Abstract
Numerical solutions of the incompressible magnetohydrodynamic (MHD) equations are reported for the interior of a rotating, perfectly-conducting, rigid spherical shell that is insulator-coated on the inside. A previously-reported spectral method is used which relies on a Galerkin expansion in Chandrasekhar–Kendall vector eigenfunctions of the curl. The new ingredient in this set of computations is the rigid rotation of the sphere. After a few purely hydrodynamic examples are sampled (spin down, Ekman pumping, inertial waves), attention is focused on selective decay and the MHD dynamo problem. In dynamo runs, prescribed mechanical forcing excites a persistent velocity field, usually turbulent at modest Reynolds numbers, which in turn amplifies a small seed magnetic field that is introduced. A wide variety of dynamo activity is observed, all at unit magnetic Prandtl number. The code lacks the resolution to probe high Reynolds numbers, but nevertheless interesting dynamo regimes turn out to be plentiful in those parts of parameter space in which the code is accurate. The key control parameters seem to be mechanical and magnetic Reynolds numbers, the Rossby and Ekman numbers (which in our computations are varied mostly by varying the rate of rotation of the sphere) and the amount of mechanical helicity injected. Magnetic energy levels and magnetic dipole behaviour are exhibited which fluctuate strongly on a timescale of a few eddy turnover times. These seem to stabilize as the rotation rate is increased until the limit of the code resolution is reached.
Highlights
In a previous paper, a spectral method for computing incompressible fluid and magnetohydrodynamic (MHD) behavior inside a sphere was introduced (Ref. [1], hereafter referred to as “MM”)
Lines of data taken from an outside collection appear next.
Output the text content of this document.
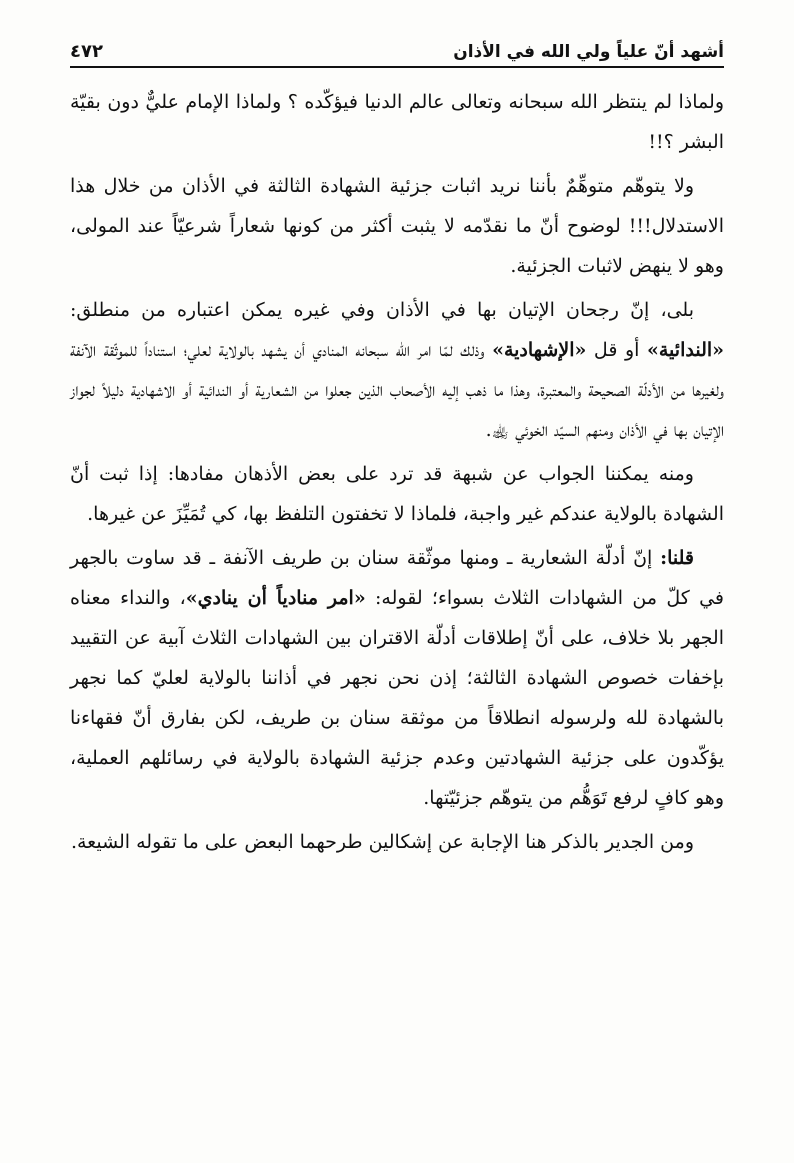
أشهد أنّ علياً ولي الله في الأذان
٤٧٢

ولماذا لم ينتظر الله سبحانه وتعالى عالم الدنيا فيؤكّده ؟ ولماذا الإمام عليٌّ دون بقيّة البشر ؟!!

ولا يتوهّم متوهِّمٌ بأننا نريد اثبات جزئية الشهادة الثالثة في الأذان من خلال هذا الاستدلال!!! لوضوح أنّ ما نقدّمه لا يثبت أكثر من كونها شعاراً شرعيّاً عند المولى، وهو لا ينهض لاثبات الجزئية.

بلى، إنّ رجحان الإتيان بها في الأذان وفي غيره يمكن اعتباره من منطلق: «الندائية» أو قل «الإشهادية» وذلك لمّا امر الله سبحانه المنادي أن يشهد بالولاية لعلي؛ استناداً للموثّقة الآنفة ولغيرها من الأدلّة الصحيحة والمعتبرة، وهذا ما ذهب إليه الأصحاب الذين جعلوا من الشعارية أو الندائية أو الاشهادية دليلاً لجواز الإتيان بها في الأذان ومنهم السيّد الخوئي ﵀.

ومنه يمكننا الجواب عن شبهة قد ترد على بعض الأذهان مفادها: إذا ثبت أنّ الشهادة بالولاية عندكم غير واجبة، فلماذا لا تخفتون التلفظ بها، كي تُمَيِّزَ عن غيرها.

قلنا: إنّ أدلّة الشعارية ـ ومنها موثّقة سنان بن طريف الآنفة ـ قد ساوت بالجهر في كلّ من الشهادات الثلاث بسواء؛ لقوله: «امر منادياً أن ينادي»، والنداء معناه الجهر بلا خلاف، على أنّ إطلاقات أدلّة الاقتران بين الشهادات الثلاث آبية عن التقييد بإخفات خصوص الشهادة الثالثة؛ إذن نحن نجهر في أذاننا بالولاية لعليّ كما نجهر بالشهادة لله ولرسوله انطلاقاً من موثقة سنان بن طريف، لكن بفارق أنّ فقهاءنا يؤكّدون على جزئية الشهادتين وعدم جزئية الشهادة بالولاية في رسائلهم العملية، وهو كافٍ لرفع تَوَهُّم من يتوهّم جزئيّتها.

ومن الجدير بالذكر هنا الإجابة عن إشكالين طرحهما البعض على ما تقوله الشيعة.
The computations were limited to moderate Reynolds numbers, with boundary conditions in which the normal components of the velocity field, magnetic field, vorticity, and electric current density were required to vanish at a rigid, spherical, insulator-lined, perfectly-conducting shell, and the three components of the velocity and magnetic field were regular at the origin
The main changes reported here are: (1) the introduction of a Coriolis term in the equation of motion; and (2) the velocity field v and magnetic field B are expanded in orthonormal Chandrasekhar-Kendall (“C-K”) vector eigenfunctions of the curl [3, 4, 5, 6, 1]
Summary
A spectral method for computing incompressible fluid and magnetohydrodynamic (MHD) behavior inside a sphere was introduced (Ref. [1], hereafter referred to as “MM”). Included are examples [7, 8] of: (i) spin down, or decay of relatively rotating kinetic energy due to the action of viscosity; (ii) Ekman pumping with flow patterns that result from rotating boundaries; (iii) internal waves, threedimensional relatives of meteorological Rossby waves, that depend on the stabilization introduced by rotation for their oscillatory features; and (iv) some mechanically-forced runs with a finite angle between the symmetry axis of the forcing and the axis of rotation This fourth case results in columnar vortices due to the effect of rotation [8, 9] (note convection is absent in our present formulation).